Monday, March 16, 2009

Does speech perception rely on motor cortex? Of course not!

D’Ausilio and colleagues report a very nice new study showing that stimulation of human motor cortex (via TMS) directly affects the perception of speech sounds. TMS was applied to the lip or tongue areas of M1 while participants were asked to identify speech sounds that either involved prominent lip articulation, [b] and [p], or prominent tongue articulation, [d] or [t]. They found a double-dissociation: relative to a non-stimulation baseline, participants were faster to indicate that they heard a lip-related sound when TMS was applied to motor lip areas, and faster to indicate that they heard a tongue-related sound when TMS was applied to motor tongue areas. The authors conclude that “motor structures provide a specific functional contribution to the perception of speech sounds” and go on to propose “a modified ‘motor theory of speech perception’ according to which speech comprehension is grounded in motor circuits…”.

I strongly disagree with this conclusion and I have convinced the editors of Current Biology to let me tell you why.

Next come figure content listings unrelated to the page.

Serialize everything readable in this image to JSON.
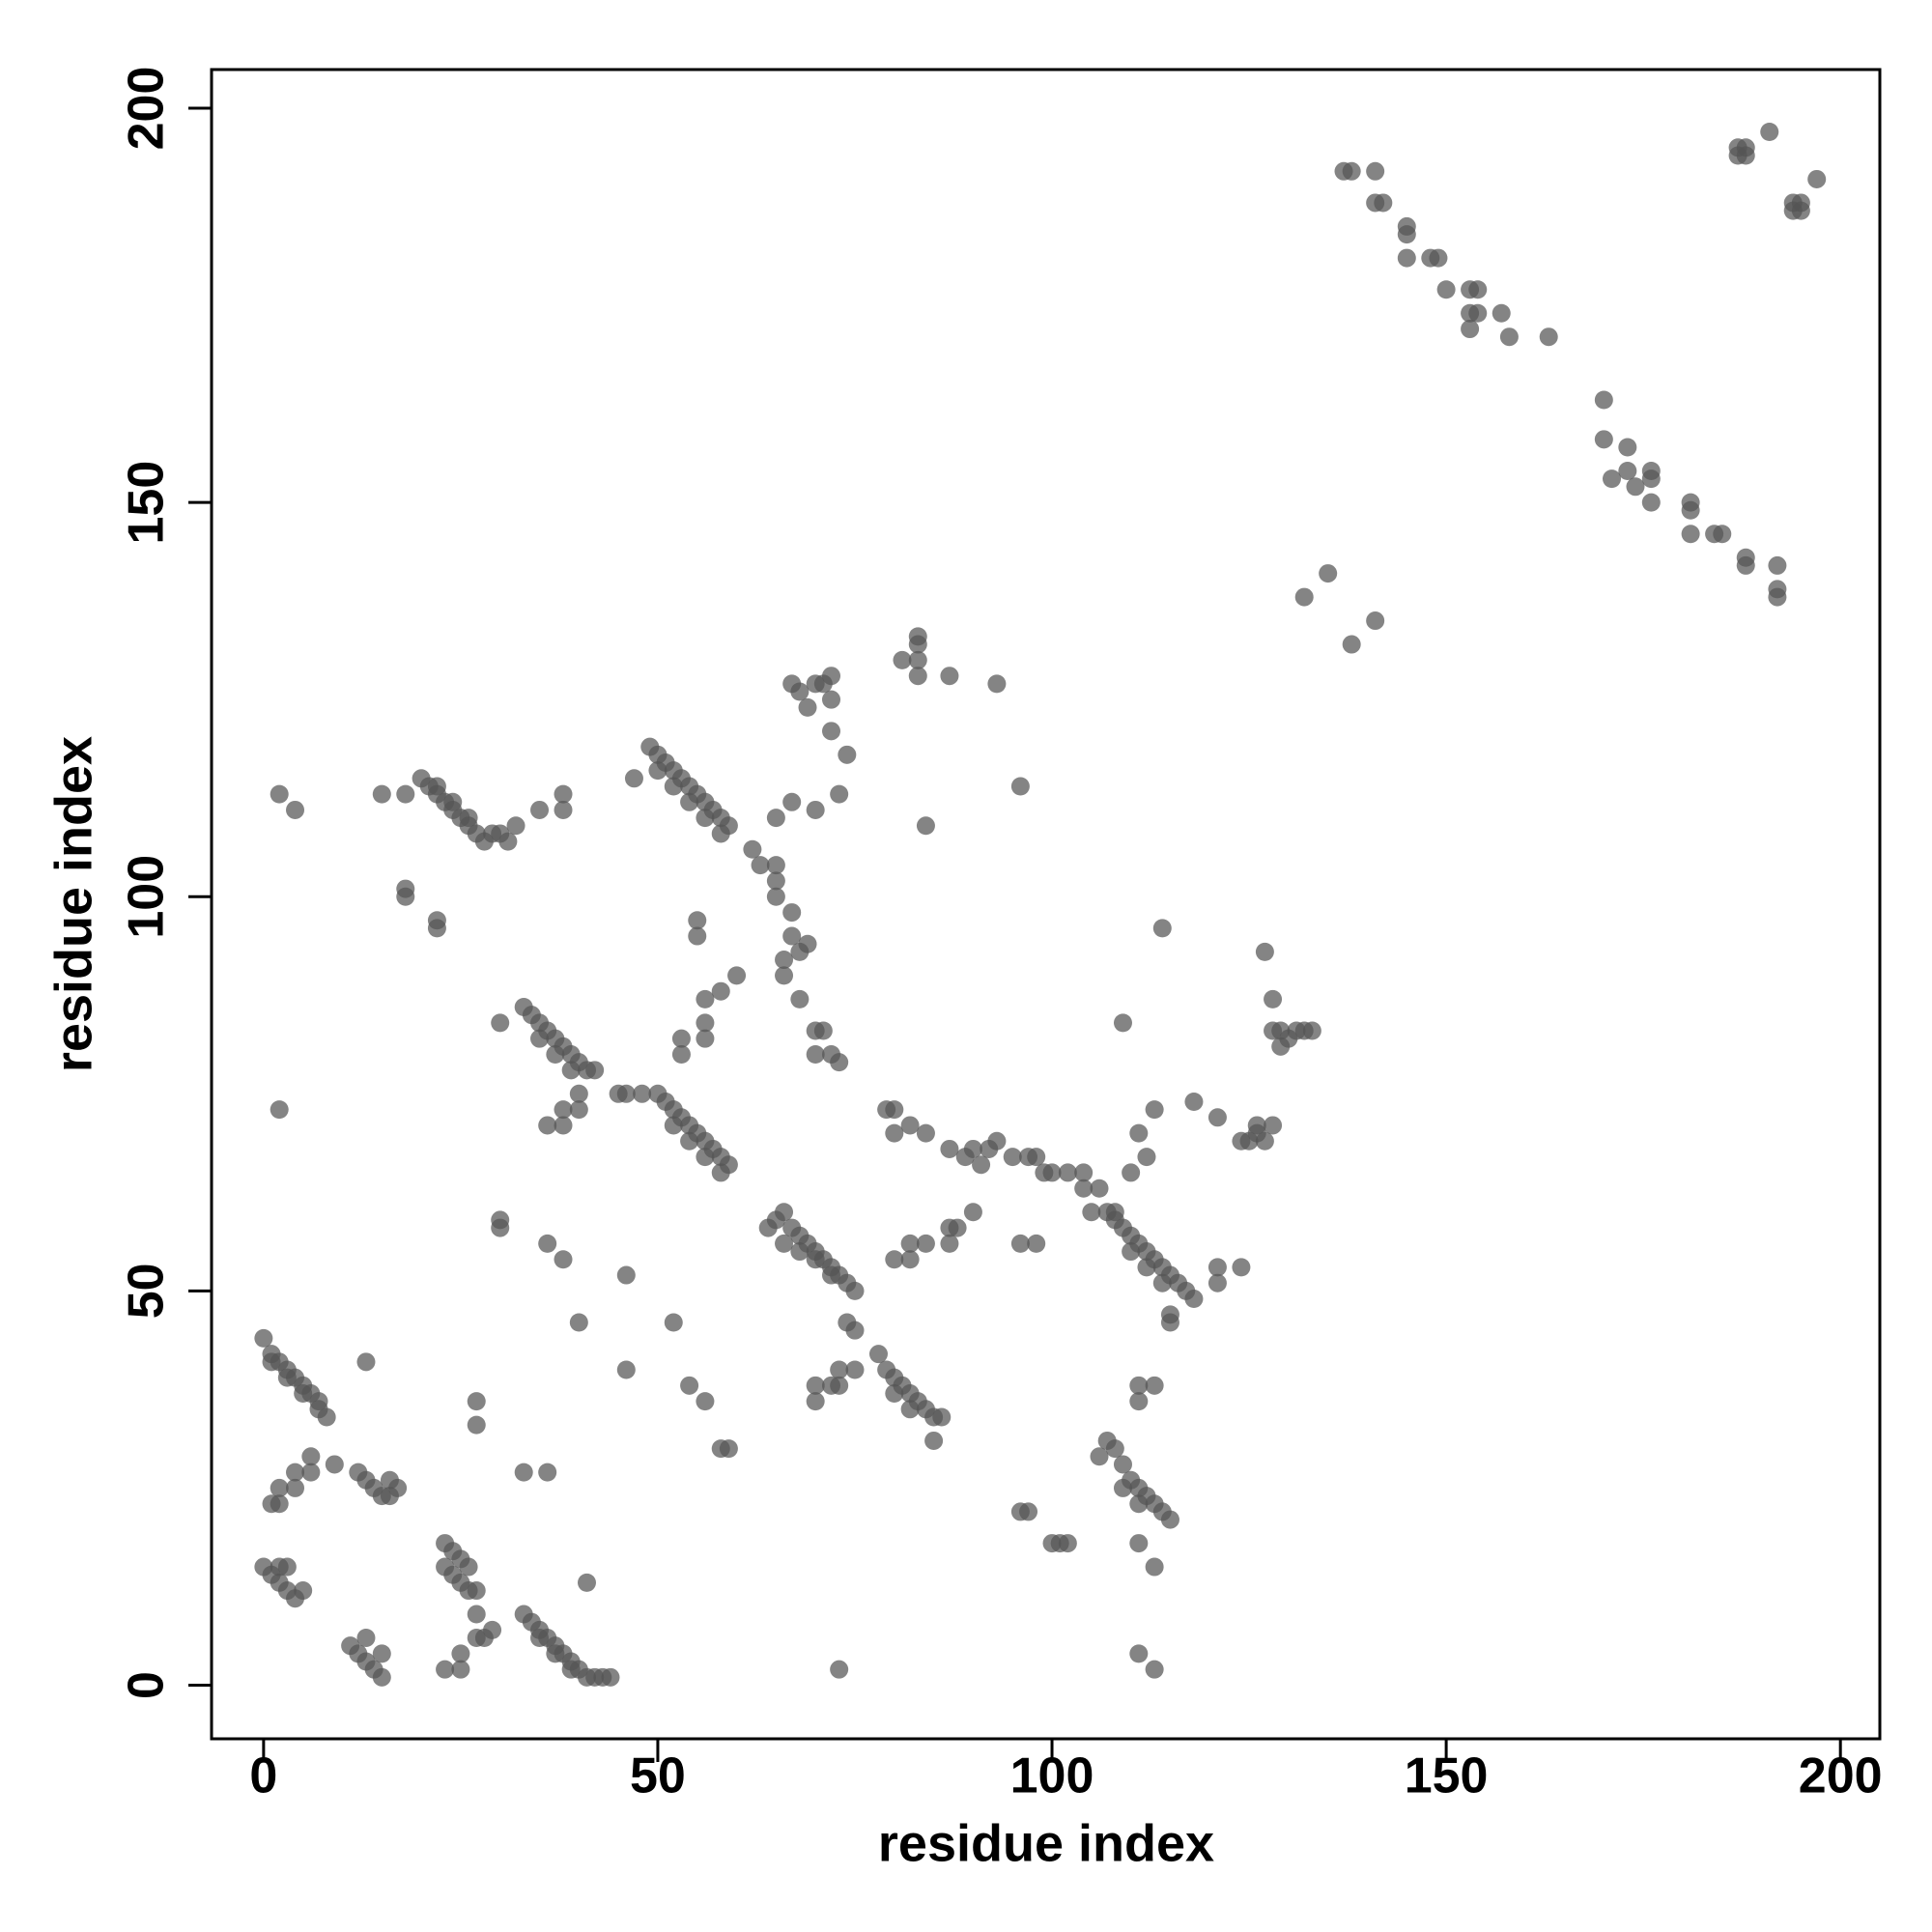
{
  "chart_data": {
    "type": "scatter",
    "x_label": "residue index",
    "y_label": "residue index",
    "xlim": [
      -6.6,
      205
    ],
    "ylim": [
      -6.8,
      204.9
    ],
    "xticks": [
      0,
      50,
      100,
      150,
      200
    ],
    "yticks": [
      0,
      50,
      100,
      150,
      200
    ],
    "series": [
      {
        "color": "#555555",
        "alpha": 0.72,
        "x": [
          0,
          1,
          2,
          3,
          4,
          5,
          6,
          7,
          8,
          1,
          3,
          5,
          7,
          0,
          1,
          2,
          3,
          4,
          5,
          2,
          3,
          11,
          12,
          13,
          14,
          15,
          15,
          13,
          12,
          13,
          14,
          15,
          16,
          17,
          16,
          23,
          24,
          25,
          26,
          23,
          24,
          25,
          26,
          27,
          33,
          34,
          35,
          36,
          37,
          38,
          39,
          40,
          41,
          42,
          43,
          44,
          35,
          37,
          39,
          20,
          21,
          22,
          23,
          24,
          25,
          26,
          27,
          28,
          29,
          30,
          31,
          22,
          24,
          26,
          49,
          50,
          51,
          52,
          53,
          54,
          55,
          56,
          57,
          58,
          59,
          50,
          52,
          54,
          56,
          58,
          33,
          34,
          35,
          36,
          37,
          38,
          39,
          40,
          41,
          35,
          37,
          39,
          50,
          51,
          52,
          53,
          54,
          55,
          56,
          57,
          58,
          59,
          52,
          54,
          56,
          58,
          64,
          65,
          66,
          67,
          68,
          69,
          70,
          71,
          72,
          73,
          74,
          75,
          66,
          68,
          70,
          72,
          78,
          79,
          80,
          81,
          82,
          83,
          84,
          85,
          86,
          80,
          82,
          107,
          108,
          109,
          110,
          111,
          112,
          113,
          114,
          115,
          116,
          117,
          118,
          110,
          112,
          114,
          106,
          107,
          108,
          109,
          110,
          111,
          112,
          113,
          114,
          115,
          109,
          111,
          137,
          138,
          141,
          141,
          142,
          145,
          145,
          145,
          148,
          149,
          150,
          153,
          154,
          153,
          154,
          157,
          153,
          158,
          163,
          170,
          170,
          171,
          173,
          173,
          174,
          176,
          176,
          176,
          181,
          181,
          181,
          184,
          185,
          188,
          188,
          192,
          192,
          192,
          187,
          188,
          187,
          188,
          191,
          194,
          195,
          194,
          195,
          197,
          2,
          4,
          15,
          18,
          18,
          18,
          22,
          22,
          2,
          30,
          30,
          30,
          36,
          38,
          40,
          46,
          46,
          52,
          54,
          56,
          58,
          59,
          33,
          36,
          27,
          27,
          13,
          9,
          6,
          6,
          4,
          2,
          4,
          1,
          2,
          27,
          28,
          29,
          27,
          23,
          25,
          25,
          41,
          36,
          38,
          38,
          40,
          40,
          42,
          35,
          38,
          38,
          32,
          47,
          45,
          46,
          48,
          55,
          55,
          53,
          56,
          56,
          53,
          56,
          58,
          60,
          62,
          63,
          65,
          67,
          70,
          73,
          65,
          65,
          65,
          67,
          67,
          66,
          66,
          68,
          69,
          68,
          70,
          71,
          70,
          72,
          73,
          67,
          68,
          70,
          71,
          72,
          69,
          72,
          74,
          72,
          81,
          83,
          83,
          83,
          83,
          87,
          93,
          96,
          84,
          79,
          80,
          80,
          82,
          84,
          87,
          89,
          90,
          91,
          92,
          93,
          95,
          97,
          98,
          99,
          100,
          102,
          104,
          104,
          106,
          105,
          108,
          96,
          98,
          90,
          88,
          87,
          87,
          82,
          80,
          82,
          84,
          74,
          75,
          73,
          73,
          72,
          75,
          70,
          70,
          73,
          85,
          96,
          97,
          100,
          101,
          102,
          111,
          113,
          111,
          111,
          113,
          111,
          113,
          114,
          109,
          111,
          112,
          113,
          110,
          118,
          121,
          124,
          125,
          126,
          127,
          128,
          126,
          127,
          128,
          128,
          129,
          130,
          131,
          132,
          133,
          129,
          121,
          121,
          124,
          115,
          115,
          132,
          135,
          138,
          141
        ],
        "values": [
          44,
          42,
          41,
          40,
          39,
          38,
          37,
          36,
          34,
          41,
          39,
          37,
          35,
          15,
          14,
          13,
          12,
          11,
          12,
          15,
          15,
          5,
          4,
          3,
          2,
          1,
          4,
          6,
          27,
          26,
          25,
          24,
          24,
          25,
          26,
          18,
          17,
          16,
          15,
          15,
          14,
          13,
          12,
          12,
          9,
          8,
          7,
          6,
          5,
          4,
          3,
          2,
          1,
          1,
          1,
          1,
          6,
          4,
          2,
          115,
          114,
          113,
          112,
          111,
          110,
          109,
          108,
          107,
          108,
          108,
          107,
          114,
          112,
          110,
          119,
          118,
          117,
          116,
          115,
          114,
          113,
          112,
          111,
          110,
          109,
          116,
          114,
          112,
          110,
          108,
          86,
          85,
          84,
          83,
          82,
          81,
          80,
          79,
          78,
          82,
          80,
          78,
          75,
          74,
          73,
          72,
          71,
          70,
          69,
          68,
          67,
          66,
          71,
          69,
          67,
          65,
          58,
          59,
          60,
          58,
          57,
          56,
          55,
          54,
          53,
          52,
          51,
          50,
          56,
          55,
          54,
          52,
          42,
          40,
          39,
          38,
          37,
          36,
          35,
          34,
          34,
          37,
          35,
          60,
          59,
          58,
          57,
          56,
          55,
          54,
          53,
          52,
          51,
          50,
          49,
          55,
          53,
          51,
          29,
          31,
          30,
          28,
          26,
          25,
          24,
          23,
          22,
          21,
          25,
          23,
          192,
          192,
          192,
          188,
          188,
          185,
          184,
          181,
          181,
          181,
          177,
          177,
          177,
          174,
          174,
          174,
          172,
          171,
          171,
          163,
          158,
          153,
          154,
          157,
          152,
          154,
          153,
          150,
          150,
          149,
          146,
          146,
          146,
          143,
          142,
          142,
          139,
          138,
          195,
          195,
          194,
          194,
          197,
          188,
          188,
          187,
          187,
          191,
          113,
          111,
          113,
          113,
          101,
          100,
          97,
          96,
          73,
          84,
          59,
          58,
          56,
          54,
          46,
          52,
          40,
          46,
          38,
          36,
          30,
          30,
          27,
          27,
          36,
          33,
          41,
          28,
          29,
          27,
          27,
          25,
          25,
          23,
          23,
          9,
          6,
          7,
          6,
          2,
          2,
          4,
          13,
          71,
          71,
          73,
          73,
          75,
          78,
          111,
          111,
          113,
          109,
          115,
          75,
          75,
          75,
          97,
          95,
          82,
          82,
          84,
          80,
          87,
          88,
          90,
          106,
          104,
          110,
          112,
          111,
          113,
          104,
          102,
          100,
          98,
          95,
          92,
          90,
          93,
          94,
          87,
          83,
          83,
          80,
          80,
          79,
          127,
          126,
          127,
          127,
          125,
          124,
          121,
          118,
          128,
          130,
          130,
          133,
          132,
          128,
          128,
          127,
          114,
          109,
          73,
          73,
          70,
          71,
          70,
          68,
          67,
          68,
          66,
          68,
          69,
          67,
          67,
          67,
          65,
          65,
          65,
          65,
          63,
          63,
          60,
          60,
          56,
          56,
          60,
          58,
          58,
          56,
          56,
          54,
          54,
          56,
          46,
          45,
          40,
          38,
          38,
          40,
          38,
          36,
          2,
          31,
          22,
          22,
          18,
          18,
          18,
          38,
          38,
          36,
          18,
          15,
          4,
          2,
          96,
          84,
          70,
          67,
          73,
          65,
          74,
          72,
          69,
          69,
          70,
          69,
          71,
          71,
          93,
          87,
          83,
          83,
          82,
          83,
          83,
          83,
          81,
          53,
          51,
          53,
          47,
          46,
          138,
          141,
          132,
          135
        ]
      }
    ]
  }
}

Since I don't have the cool flashy experiment to report, I only get my piece on their website, not in print, but I'll take it nonetheless. Fadiga and company are writing a response to my arguments. Have a look when it comes out and let me know what you think.

D'Ausilio, A., Pulvermüller, F., Salmas, P., Bufalari, I., Begliomini, C., & Fadiga, L. (2009). The Motor Somatotopy of Speech Perception Current Biology, 19 (5), 381-385 DOI: 10.1016/j.cub.2009.01.017

6 comments:

Anonymous said...

Would you mind posting a quick summary of why you don't like their interpretation?

Greg Hickok said...

Sure. Because damage to the motor system does not cause speech perception deficits. See this post.

Brad Buchsbaum said...

to play devil's advocate ...


it could be that lesions that cause Broca's aphasia tend to be more inferior than the more dorsal premotor/motor regions stimulated in the TMS study.

In other words, it's possible(?) that this is a localization issue in that dorsal premotor lesions may not cause Broca's aphasia but may nevertheless cause impairments in speech perception (just as posterior temporal lesions can leave perception intact but nevertheless affect speech production).

Greg Hickok said...

Right, that is possible, which is why I tried to collect evidence from disruptions to a range of levels within the motor system including severe Broca's aphasia (large fronto-parietal lesions), Wada procedures (entire left hemisphere), motor cortex lesions affecting face/lip areas, bilateral lower motor and premotor cortex lesions, and bilateral Broca's area lesions. In addition, I pointed out that speech perception/comprehension is possible even before motor speech abilities develop (1-month-old infants), or where motor speech fails to develop (congenital or early-onset acquire anarthria) or cannot develop (chinchillas).

These sorts of arguments are exactly those that lead to the rejection of the motor theory of speech perception years ago. People seem to have forgotten all this work though.

Anonymous said...

The effects of TMS on RTs look quite convincing (Fig 2), but the TMS effects on accuracy look pretty mild and inconsistent - TMS to Tongue M1 introduces an error bias of around ~ 5% in favour of tongue-phoneme detection, but there's no effect on accuracy when Lip M1 is stimulated (Fig 3).

Overall non-TMS accuracy rates in the pilot were about 75%, so this was quite a hard task (because the speech sounds were embedded in noise). Motor structures are not necessary for speech perception under normal conditions (Greg has argued this convincingly) but the RT data from this paper suggests to me that they maybe of some use sometimes in speech perception, at least under conditions of uncertainty - e.g. in noise (as in this paper) or perhaps during recovery of language function after stroke.

The Sheriff said...

Is there a url for Current Biology where your comment can be found?